Acusada de ser a mandante do crime pelo Ministério Público, Flordelis está presa, mas o seu julgamento e de mais nove réus, sete da família, ainda não foi marcado. Ela recorre da decisão do 3º Tribunal do Júri, no Superior Tribunal de Justiça (STJ).
“A princípio, o impacto no julgamento da Flordelis é muito pequeno. São processos distintos. Aliás, caso a acusação tente produzir provas para o processo da Flordelis, ficará provado a absoluta má-fé e violação de preceitos constitucionais”, afirmou Rodrigo Faucz, advogado da parlamentar cassada, sobre o julgamento de Flávio e Lucas.
Outro processo sobre o mesmo enredo
Este outro processo diz que ex-parlamentar teria arquitetado o crime para tomar o poder do pastor nos negócios da família, como a administração das igrejas do Ministério Flordelis, e também da sua carreira como artista gospel. Ela responde por homicídio triplamente qualificado, tentativa de homicídio, seis envenenamentos contra o marido, uso de documento falso e associação criminosa armada.
No rol dos acusados consta ainda Flávio, que responde por organização criminosa e por uso de documento falso, crime relacionado à carta enviada a Lucas supostamente escrita por Flordelis. Adriano também é réu por ter cumprido a missão de pegar a correspondência fraudada com a nova confissão de Lucas e entregado à mãe.
No enredo das investigações, a relação do pastor Anderson teria rachado com os 55 filhos porque ele manteria ainda relações amorosas no núcleo familiar. Simone dos Santos Rodrigues, filha biológica da ex-deputada, que também é ré, já afirmou em depoimento à Justiça que sofria com investidas sexuais do padrasto e confessou participação no crime.
Simone e Anderson namoram antes de ele casar com Flordelis. Simone, que tem câncer, pediu para seu julgamento ser rápido. Ela alegou ter 35 tumores, mas a Justiça ainda não se pronunciou.
O julgamento de Flávio e Lucas
Marcada para começar às 13h, a sessão de julgamento será aberta pela juíza Nearis Arce. A magistrada vai escolher, por sorteio, os sete jurados de uma lista de 25 convocados da sociedade. Pelo menos 15 têm que estar presente para seja instalada a sessão, caso contrário o juiz deve marcar nova data. Defesa e acusação possuem o direito de pedir a dispensa de três sorteados, cada.
O juiz também analisa o pedido dos jurados para não participar. Alegações como problemas de saúde, por exemplo, são levadas em consideração. Escolhidos os sete jurados, forma-se o Conselho de Sentença.
A partir daí, são ouvidas as testemunhas de acusação. O Ministério Público convocou cinco e o assistente de acusação, quatro. Depois prestam depoimento as arroladas pela defesas – os réus têm direito a cinco, cada um.
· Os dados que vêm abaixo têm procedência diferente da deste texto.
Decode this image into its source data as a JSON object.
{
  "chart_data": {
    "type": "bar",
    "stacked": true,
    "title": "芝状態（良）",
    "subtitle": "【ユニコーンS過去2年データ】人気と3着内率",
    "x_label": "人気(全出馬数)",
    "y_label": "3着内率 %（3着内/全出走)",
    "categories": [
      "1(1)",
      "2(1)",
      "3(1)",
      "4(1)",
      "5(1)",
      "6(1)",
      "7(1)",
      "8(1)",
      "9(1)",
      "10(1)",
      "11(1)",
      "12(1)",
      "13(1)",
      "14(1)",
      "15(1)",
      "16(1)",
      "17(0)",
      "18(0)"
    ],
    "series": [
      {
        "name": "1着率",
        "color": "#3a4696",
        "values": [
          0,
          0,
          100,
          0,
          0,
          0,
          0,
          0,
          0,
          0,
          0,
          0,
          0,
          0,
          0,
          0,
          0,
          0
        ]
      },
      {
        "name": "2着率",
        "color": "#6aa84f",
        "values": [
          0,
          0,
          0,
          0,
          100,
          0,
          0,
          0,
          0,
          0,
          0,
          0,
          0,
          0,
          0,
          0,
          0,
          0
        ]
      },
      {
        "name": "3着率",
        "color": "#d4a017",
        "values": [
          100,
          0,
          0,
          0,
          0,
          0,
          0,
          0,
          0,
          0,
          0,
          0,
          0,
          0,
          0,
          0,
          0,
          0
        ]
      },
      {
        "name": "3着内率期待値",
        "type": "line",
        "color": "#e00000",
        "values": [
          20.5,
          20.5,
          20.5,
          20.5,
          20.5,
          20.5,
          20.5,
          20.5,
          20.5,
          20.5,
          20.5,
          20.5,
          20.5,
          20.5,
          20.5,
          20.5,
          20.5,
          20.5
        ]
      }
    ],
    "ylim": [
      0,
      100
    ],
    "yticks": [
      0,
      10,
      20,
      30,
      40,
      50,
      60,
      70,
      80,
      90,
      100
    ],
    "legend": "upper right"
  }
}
Os réus são interrogados após os depoimentos das testemunhas. Em seguida, promotor e assistente de acusação têm duas horas e meia para apresentar aos jurados sua tese; e as defesas, mais duas horas e meia para combater. Há direito a réplica e tréplica por mais duas horas, para acusação e defesa. Terminados os debates, os jurados seguem para a sala secreta e, depois, o juiz anuncia o veredito.